Lo scorso 26 ottobre il deputato della Lega Alberto Bagnai ha depositato un disegno di legge alla Camera per innalzare il tetto al contante a 10mila euro. Una notizia che ha creato diverse polemiche perché ritenuta una misura che agevolerebbe l’evasione fiscale.

Di cosa si tratta

Il tetto sul contante è una misura attraverso la quale i governi fissano un limite entro cui è possibile effettuare transazioni con il denaro contante. Nel corso del tempo la soglia è diminuita: nel 2008 era di 12.500 euro, mentre nel 2020 duemila euro. Nel 2023 il tetto dovrebbe abbassarsi ulteriormente a mille euro.

Sei italiani su dieci favorevoli al tetto

La soglia ritenuta preferibile dagli italiani è quella fra i 2.000 ed i 3.000 euro. Secondo uno studio degli istituti di ricerca mUp Research e Norstat commissionata da Facile.it, il 62% degli italiani è favorevole al tetto, con un 24,2% che indica in 2.000 euro il punto dove porre il limite.

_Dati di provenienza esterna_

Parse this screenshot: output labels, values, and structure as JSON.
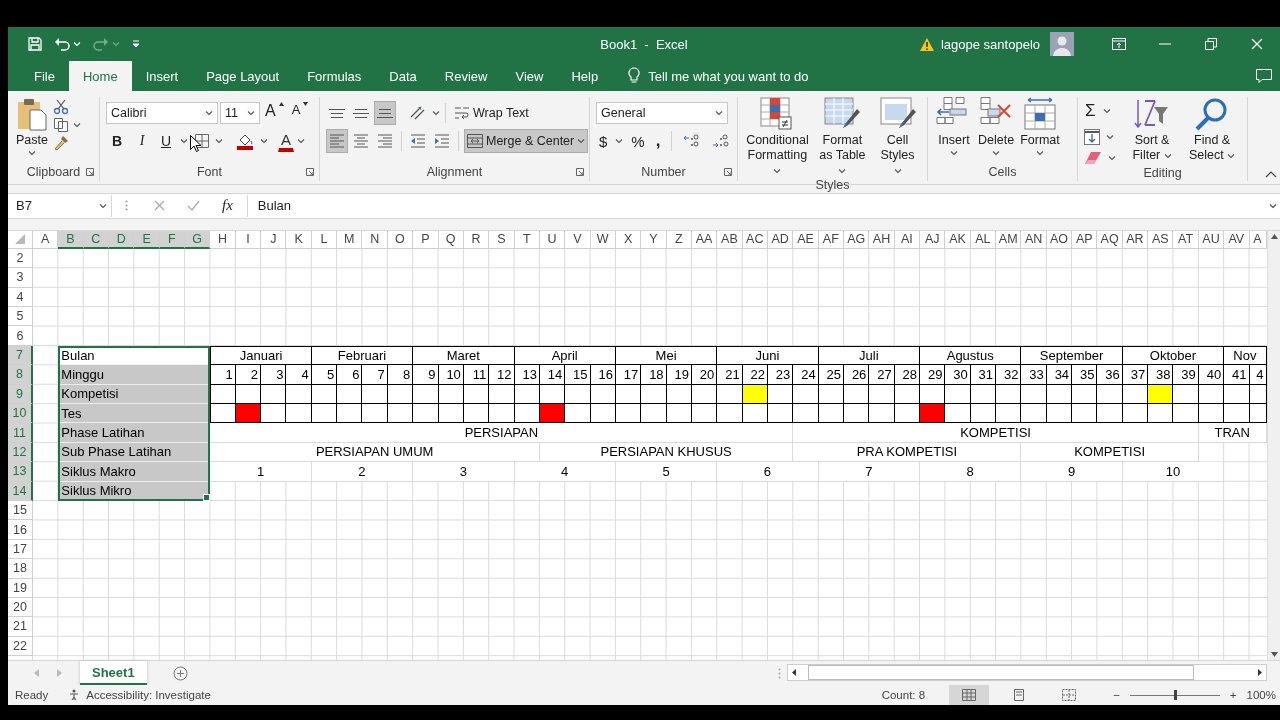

Ad essersi detti favorevoli sono principalmente gli Italiani con età compresa fra 25 e 34 anni (64,2%), quelli con più di 65 anni (63,8%), in possesso di un titolo di studio elevato (65%) e i residenti in comuni con un numero di abitanti fra 10.000 e 30.000 (64%).

Guardando invece ai contrari, si vede che sono soprattutto individui con età compresa fra 55 e 64 anni (44,7%), con titolo di studio fino al I grado (46,9%), residenti nel Nord Est (38,5% – 44,7% nel solo Veneto) ed in comuni fino a 10.000 abitanti (38,9%).

Va evidenziato che una percentuale comunque rilevante (3,4% dei rispondenti, pari a 1.506.000 individui) dichiara di non avere la più vaga idea di cosa sia il tetto ai pagamenti in denaro contante.

La soglia del tetto secondo gli italiani

Quasi un italiano su 4 tra i favorevoli al tetto ai contanti (24,2%) ha indicato la soglia ideale a 2.000 euro; 5.000 euro secondo il 22,1%, solo 1.000 euro per il 19,6%. Fra i sostenitori del tetto al limite di pagamento in contanti, molti sostengono che questa sia una misura utile al contrasto dell’evasione fiscale e, secondo quanto emerso dall’indagine, la pensano allo stesso modo il 56,2% degli intervistati, mentre quasi uno su 3 (32,3%) ritiene questa azione non adatta a quello scopo.